Proteste in Kalifornien

Kaliforniens Gouverneur wird immer mehr zum Anti-Trump

Gavin Newsom schärft im Widerstand gegen die Entsendung der Nationalgarde und des US-Militärs nach Los Angeles sein Profil als Gegner des US-Präsidenten.

Gavin Newsom bringt sich politisch  in Stellung.

© imago/Newscom World

Gavin Newsom bringt sich politisch in Stellung.

Von Thomas Spang

Es war nach halb zwei in der Nacht an der Ostküste, als Donald Trump und Gavin Newsom am Samstag miteinander telefonierten. Der Präsident hatte dem Gouverneur des größten Bundesstaates zuvor eine Nachricht auf seinem Anrufbeantworter hinterlassen. Newsom wollte Trump versichern, dass die Lage in Los Angeles nach den Protesten gegen die Abschieberazzien der Einwanderungspolizei ICE unter Kontrolle sei. Doch Trump hörte Newsom gar nicht zu und drohte mit einer Intervention.

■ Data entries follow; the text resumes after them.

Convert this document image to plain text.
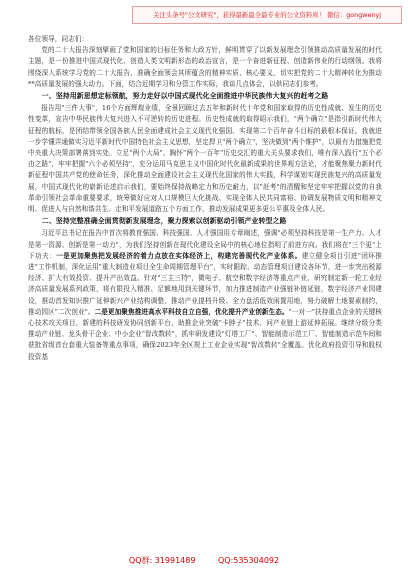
关注头条号"公文研究"，获得最新最全最专业的公文资料库！ 微信：gongwenyj

各位领导，同志们：

党的二十大报告深刻擘画了党和国家的目标任务和大政方针，鲜明贯穿了以新发展理念引领推动高质量发展的时代主题，是一份推进中国式现代化、创造人类文明新形态的政治宣言，是一个奋进新征程、创造新伟业的行动纲领。我将围绕深入系统学习党的二十大报告，准确全面领会其所蕴含的精神实质、核心要义，切实把党的二十大精神转化为推动**高质量发展的强大动力。下面，结合近期学习和分管工作实际，我谈几点体会，以供同志们参考。

一、坚持用新思想定标领航，努力走好以中国式现代化全面推进中华民族伟大复兴的赶考之路

报告用"三件大事"，16个方面辉煌业绩，全景回顾过去五年和新时代十年党和国家取得的历史性成就、发生的历史性变革，宣告中华民族伟大复兴进入不可逆转的历史进程。历史性成就的取得昭示我们，"两个确立"是指引新时代伟大征程的航标，是团结带领全国各族人民全面建成社会主义现代化强国、实现第二个百年奋斗目标的最根本保证。我就进一步学懂弄通做实习近平新时代中国特色社会主义思想，坚定捍卫"两个确立"，坚决做到"两个维护"，以最有力措施把党中央重大决策部署落到实处。立足"两个大局"、胸怀"两个一百年"历史交汇的重大关头要求我们，唯有深入践行"五个必由之路"，牢牢把握"六个必须坚持"，充分运用马克思主义中国化时代化最新成果的世界观方法论，才能聚焦聚力新时代新征程中国共产党的使命任务，深化推动全面建设社会主义现代化国家的伟大实践，科学谋划实现民族复兴的高质量发展，中国式现代化的崭新论述启示我们，要始终保持战略定力和历史耐力，以"赶考"的清醒和坚定牢牢把握以党的自我革命引领社会革命重要要求，统筹做好应对人口规模巨大化挑战、实现全体人民共同富裕、协调发展物质文明和精神文明、促进人与自然和谐共生、走和平发展道路五个方面工作，推动发展成果更多更公平惠及全体人民。

二、坚持完整准确全面贯彻新发展理念，聚力探索以创新驱动引领产业转型之路

习近平总书记在报告中首次将教育强国、科技强国、人才强国用专章阐述，强调"必须坚持科技是第一生产力、人才是第一资源、创新是第一动力"，为我们坚持创新在现代化建设全局中的核心地位指明了前进方向。我们将在"三个更"上下功夫：一是更加聚焦把发展经济的着力点放在实体经济上，构建完善现代化产业体系。建立健全项目引进"闭环推进"工作机制，深化运用"重大制造业项目全生命周期管理平台"，实时跟踪、动态管理项目建设各环节，进一步突出税源经济、扩大有效投资、提升产出效益。针对"三主三特"，微电子、航空和数字经济等重点产业，研究制定新一轮工业经济高质量发展系列政策，将有限投入精准、足额地用到关键环节，加力推进制造产业强链补链延链，数字经济产业园建设，推动首发知识推广延伸新兴产业结构调整、推动产业提档升级、全力盘活低效闲置用地，努力破解土地要素制约，推动园区"二次创业"。二是更加聚焦推进高水平科技自立自强，优化提升产业创新生态。"一对一"扶持重点企业的关键核心技术攻关项目，新建的科技研发协同创新平台，助推企业突破"卡脖子"技术、问产业链上游延伸拓展。继续分级分类推动产业链、龙头骨干企业、中小企业"智改数转"，抓牢研发建设"灯塔工厂"、智能制造示范工厂、智能制造示范车间和获批省级首台套重大装备等重点事项，确保2023年全区规上工业企业实现"智改数转"全覆盖。优化政府投资引导和股权投资基

QQ群: 31991489	QQ:535304092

Newsom hatte versucht, genau das zu vermeiden. Er weiß, Einwanderung ist kein Thema für seine nationale Profilierung. Anders als im Latino-geprägten Kalifornien unterstützt eine Mehrheit der Amerikaner Trumps geplante Massenabschiebungen. Das schmälert Newsoms Ambitionen, 2028 als Präsidentschaftskandidat der Demokraten das Weiße Haus zurückzugewinnen.

Kalifornischer Lieblingsfeind

Trump erkannte zielsicher Newsoms Schwachstelle, der nach seiner Zeit als Bürgermeister von San Francisco seit 2019 an der Spitze Kaliforniens steht – dem unter seiner Führung zur viertgrößten Volkswirtschaft aufgestiegenen Bundesstaat. Indem Trump gegen den Willen des Gouverneurs 4000 Nationalgardisten mobilisierte und 700 US-Marines nach Los Angeles schickte, um Proteste gegen seine Abschieberazzien niederzuschlagen, zwang er ihn zum Handeln.

David Axelrod, der frühere Berater Barack Obamas, brachte Newsoms Dilemma auf den Punkt. Wenn er sich bei den Vorwahlen als Kandidat der Demokraten durchsetzen wolle, „muss er diesen Provokationen verdammt noch mal etwas entgegensetzen“. Newsom schlug hart zurück und fand sich in einem Kräftemessen mit einem Präsidenten wieder, der nichts so sehr liebt wie den politischen Straßenkampf. Trump wechselte nahtlos von seinen Attacken gegen den in Ungnade gefallenen Elon Musk zu Angriffen auf seinen kalifornischen Lieblingsfeind. Der Schlagabtausch kulminierte in der Empfehlung an den für die Massendeportationen zuständigen Tom Homan, den Demokraten festzunehmen. „Ich würde es machen, wenn ich Tom wäre“, sagte Trump.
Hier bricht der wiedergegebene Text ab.